Performance on benchmark
We initially evaluated the generalization capability on pocket-based generation (without RL) by the following three criteria: fundamental attributes of the generated molecular sets, binding affinity towards a given pocket, and the physiochemical properties that indicate drug-likeness.
As shown in Table 5, the molecules generated by Token-Mol exhibit satisfactory performance across the entire molecular set. In terms of validity, graph-based models tend to generate some molecules with structural flaws, leading to a decreased validity51. Our experiments partly confirm this issue in several graph-based models, excluding Pocket2mol. Although Token-Mol is a language model, inaccuracies in predicting token counts or values pertaining to torsion angles during autoregressive generation can yield invalid structures. Regarding the diversity, Token-Mol achieves a comparable result than baseline models in the internal diversity metric, while obtaining a relatively moderate results in the #Circle metric which is more sensitive to chemical space coverage.
However, for pocket-based molecular generation, the essence lies in learning how to generate molecules within a specific constrained chemical space55. An ideal molecular generation model should balance and weigh both novelty and similarity to known molecules. Consequently, we also compared the similarity of the generated molecules to the training set and the original ligands in the test targets. The results obviously exhibit that graph-based models exhibit relatively poor similarity, while sequence-based models demonstrate nearly similar levels of similarity. From the perspective of overall similarity and diversity, Token-Mol achieves desirable similarity over 0.1 to training set and the original ligands in the unseen pockets while maintaining adequate diversity, reaching a better performance among a variety of models.

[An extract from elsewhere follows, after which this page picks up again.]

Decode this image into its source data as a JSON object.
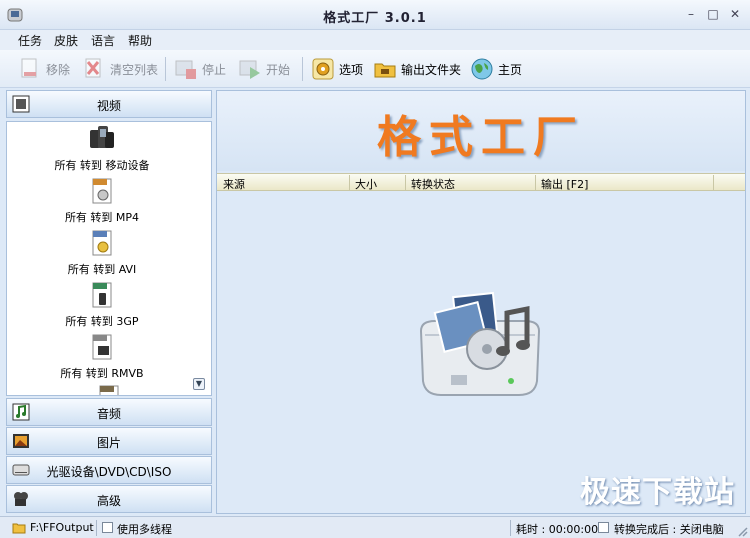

Binding affinity is a crucial metric in measuring the capabilities of pocket-based generation models. Consistent with established practices, we employ the Vina score as the proxy measure of binding affinity. We first probed into the ability to enrich high-affinity molecules, with the Vina score of the original ligands in the test set pockets as references. On average, approximately 47.2% of the molecules generated by Token-Mol demonstrated higher affinity, surpassing those produced by baseline models. We further explored the overall affinity distribution of generated molecules (Fig. 3a and Supplementary Table 1). From both the median and mean perspectives, the performance of the Token-Mol did not obviously inferior from each optimal value. When viewed from the perspective of the entire distribution, there was also no statistically significant difference in the Vina score distribution of the molecules generated by Token-Mol compared to all the baseline models. Considering the above, it can be concluded that the Token-Mol is capable of generating molecules with binding affinities comparable to those produced by specialized models through fine-tuning or training from scratch. Even though there is no statistical difference, it can be observed that the Vina score distribution of two graph-based models, Pocket2Mol and TargetDiff, extend into the region of value less than −10, which is considered to indicate good affinity. However, many of these results are possibly outliers caused by hallucinations56, displaying low Vina scores but containing obvious structural anomalies that render them unsuitable as drug candidates in reality. These concerns are further explored in the section Pocket-based generation on real-world targets.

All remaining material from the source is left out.